You’re about to purchase a piece of property or buy a business, and you’ve done your research. But have you remembered to do your environmental due diligence to uncover any environmental conditions attached to the property?
These conditions can be big or small, but you need to make sure that you know about them before completing the transaction. Doing so can help protect you from any liabilities associated with the conditions and allow you to address or minimize these issues from the outset.
“You can run into project delays if you find an environmental issue that you hadn’t planned for,” says Eugene P. Schmittgens Jr., of counsel with the litigation and environmental practice groups at Greensfelder, Hemker & Gale, PC. “If that happens, that’s going to result in a delay. You need to take time for this due diligence to find any problems and determine if a deal still makes sense or if you need to walk away from it.”
Smart Business spoke with Schmittgens about doing environmental due diligence in transactions and why environmental conditions may not mean the end of the road for your deal.
What environmental due diligence do you need to do before completing a transaction?
The first step in performing proper due diligence is a Phase I, which is a study of the property by an environmental professional. This helps identify conditions that may exist on the property that could lead to liabilities. No business or property is the same, but the requirements for performing a Phase I are specifically spelled out. While a proper Phase I contains the same elements, every approach to an environmental condition is different, based on what you’re trying to accomplish in the deal.
The Phase I is also very limited in scope and only addresses whether there’s been a potential release of a contaminant or petroleum product on the property. It won’t address if there’s asbestos, mold or lead paint in the building, which you also need to know about before a renovation project. The Phase I also won’t identify whether someone has a proper air or water permit or if the waste operation is handled properly. If you are purchasing an ongoing business that may require permits, you must request this additional review because it is outside the scope of a Phase I but still can impose liability on the purchaser.
If you do find an environmental condition, you may need to perform a Phase II investigation. This is invasive sampling of the property to figure out whether contamination exists. This is like throwing a dart at a dartboard you may or may not hit your target. So just because you didn’t find anything during sampling doesn’t mean there isn’t any contamination; you might have to do several iterations to find it.
What are some key things that need to happen when doing environmental due diligence?
You need to put your team together before entering a transaction to help guide you through the process. You need real estate and/or corporate attorneys, together with environmental lawyers. Then you need technical people, including a consultant who is familiar with the area and the state’s voluntary cleanup program to help you make good business decisions and understand the risk involved.
These people can help you understand what makes those liabilities exist under environmental law and how to avoid them. You can solve a lot of problems early on by using this team.
You also need to determine the future use of the property or business, because that will affect whether a recognized environmental condition will cause a major problem. For example, if you want to put in a development that includes a day care center, your requirements for remediating the property will be different than if a factory were going in.

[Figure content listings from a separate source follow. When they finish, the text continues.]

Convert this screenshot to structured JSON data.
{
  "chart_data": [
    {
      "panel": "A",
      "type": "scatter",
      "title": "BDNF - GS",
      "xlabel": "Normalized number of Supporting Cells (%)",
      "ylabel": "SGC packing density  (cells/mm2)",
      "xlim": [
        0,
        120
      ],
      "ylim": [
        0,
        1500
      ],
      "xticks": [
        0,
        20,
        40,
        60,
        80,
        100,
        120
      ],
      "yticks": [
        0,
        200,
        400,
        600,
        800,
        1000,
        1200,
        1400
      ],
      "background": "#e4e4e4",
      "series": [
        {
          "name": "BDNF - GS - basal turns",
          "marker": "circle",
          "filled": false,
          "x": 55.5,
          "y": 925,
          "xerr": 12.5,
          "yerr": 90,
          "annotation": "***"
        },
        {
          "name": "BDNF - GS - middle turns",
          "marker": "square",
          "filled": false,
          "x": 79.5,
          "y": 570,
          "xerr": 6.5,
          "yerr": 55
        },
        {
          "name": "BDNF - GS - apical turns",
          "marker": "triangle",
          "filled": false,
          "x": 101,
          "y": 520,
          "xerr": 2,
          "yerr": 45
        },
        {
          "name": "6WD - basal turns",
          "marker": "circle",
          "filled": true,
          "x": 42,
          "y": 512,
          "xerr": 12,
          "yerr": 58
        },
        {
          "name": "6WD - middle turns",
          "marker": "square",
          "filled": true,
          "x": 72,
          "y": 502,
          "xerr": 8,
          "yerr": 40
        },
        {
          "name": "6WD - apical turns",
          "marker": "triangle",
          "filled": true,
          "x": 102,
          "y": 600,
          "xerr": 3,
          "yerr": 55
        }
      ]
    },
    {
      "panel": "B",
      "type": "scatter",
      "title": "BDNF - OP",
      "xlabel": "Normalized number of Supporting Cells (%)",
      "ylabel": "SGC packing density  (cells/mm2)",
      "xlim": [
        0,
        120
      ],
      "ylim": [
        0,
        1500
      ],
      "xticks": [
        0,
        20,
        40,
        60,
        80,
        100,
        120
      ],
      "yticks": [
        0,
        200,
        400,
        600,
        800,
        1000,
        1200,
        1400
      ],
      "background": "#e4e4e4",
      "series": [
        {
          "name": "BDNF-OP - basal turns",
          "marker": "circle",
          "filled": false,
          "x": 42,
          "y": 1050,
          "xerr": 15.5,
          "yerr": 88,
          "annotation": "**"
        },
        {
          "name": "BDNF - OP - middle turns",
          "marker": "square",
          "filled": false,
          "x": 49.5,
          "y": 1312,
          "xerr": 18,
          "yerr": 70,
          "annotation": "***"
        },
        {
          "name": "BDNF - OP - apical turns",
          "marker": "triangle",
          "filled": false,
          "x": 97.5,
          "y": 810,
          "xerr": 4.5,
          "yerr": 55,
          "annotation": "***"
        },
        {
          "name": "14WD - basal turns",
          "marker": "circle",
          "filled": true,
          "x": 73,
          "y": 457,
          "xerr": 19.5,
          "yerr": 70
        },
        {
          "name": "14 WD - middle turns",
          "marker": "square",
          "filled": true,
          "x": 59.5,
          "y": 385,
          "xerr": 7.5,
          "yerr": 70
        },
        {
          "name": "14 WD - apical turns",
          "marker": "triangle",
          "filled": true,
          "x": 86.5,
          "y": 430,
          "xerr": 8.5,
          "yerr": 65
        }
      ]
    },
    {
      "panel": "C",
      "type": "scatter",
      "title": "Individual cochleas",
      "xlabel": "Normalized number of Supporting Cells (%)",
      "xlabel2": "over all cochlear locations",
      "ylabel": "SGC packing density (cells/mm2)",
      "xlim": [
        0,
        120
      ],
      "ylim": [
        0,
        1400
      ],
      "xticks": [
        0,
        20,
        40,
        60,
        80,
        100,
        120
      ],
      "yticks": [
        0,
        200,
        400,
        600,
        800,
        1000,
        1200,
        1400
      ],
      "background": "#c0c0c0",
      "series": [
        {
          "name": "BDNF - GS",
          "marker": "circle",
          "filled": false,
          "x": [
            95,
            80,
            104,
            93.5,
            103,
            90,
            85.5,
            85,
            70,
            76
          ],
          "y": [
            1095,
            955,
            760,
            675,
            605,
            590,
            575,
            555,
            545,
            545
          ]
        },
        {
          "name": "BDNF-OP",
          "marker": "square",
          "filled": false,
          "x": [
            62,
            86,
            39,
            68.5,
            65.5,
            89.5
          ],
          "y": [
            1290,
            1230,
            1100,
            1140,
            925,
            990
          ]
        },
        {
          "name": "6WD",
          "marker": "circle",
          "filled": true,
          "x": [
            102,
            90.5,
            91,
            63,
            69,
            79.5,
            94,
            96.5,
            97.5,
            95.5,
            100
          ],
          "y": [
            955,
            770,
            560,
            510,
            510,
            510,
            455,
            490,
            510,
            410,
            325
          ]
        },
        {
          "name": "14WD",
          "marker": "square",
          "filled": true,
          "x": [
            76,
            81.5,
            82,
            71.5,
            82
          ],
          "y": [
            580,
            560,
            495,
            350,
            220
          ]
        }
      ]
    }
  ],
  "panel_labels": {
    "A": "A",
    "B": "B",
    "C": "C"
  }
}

What is CERCLA, and how does it affect businesses?
CERCLA is the Comprehensive Environmental Response Compensation and Liability Act, or Superfund, which was passed to address primarily abandoned contaminated properties. This made owners of contaminated property liable for the cleanup of these sites and provided for retroactive liability, so anyone with dealings on the site could be liable. This had a lot of people scared that they would buy property and not know it was contaminated, and then have to pay to clean it up.
A number of amendments have been made to the original law, and Congress has given up some Superfund liability if people purchase the property and address the contamination. This may involve remediating the property in a voluntary cleanup program. This allows the contamination to be addressed depending on the best use of the property.
How can you prepare for the liabilities and costs associated with environmental conditions?
To a large extent, people are afraid of properties that may have environmental conditions. But you need to break the issue down into the simplest terms what will it cost to address this, plug those costs into the pro forma and determine whether the deal makes sense. The problem with environmental matters is that we see big news stories about companies incurring millions of dollars to clean up a problem on property purchased.
You need to think of environmental problems as just another piece of the business transaction puzzle and have your team help you walk through this and understand the real risks. The risks can be significant, but some are not so big as to make you walk away from a deal.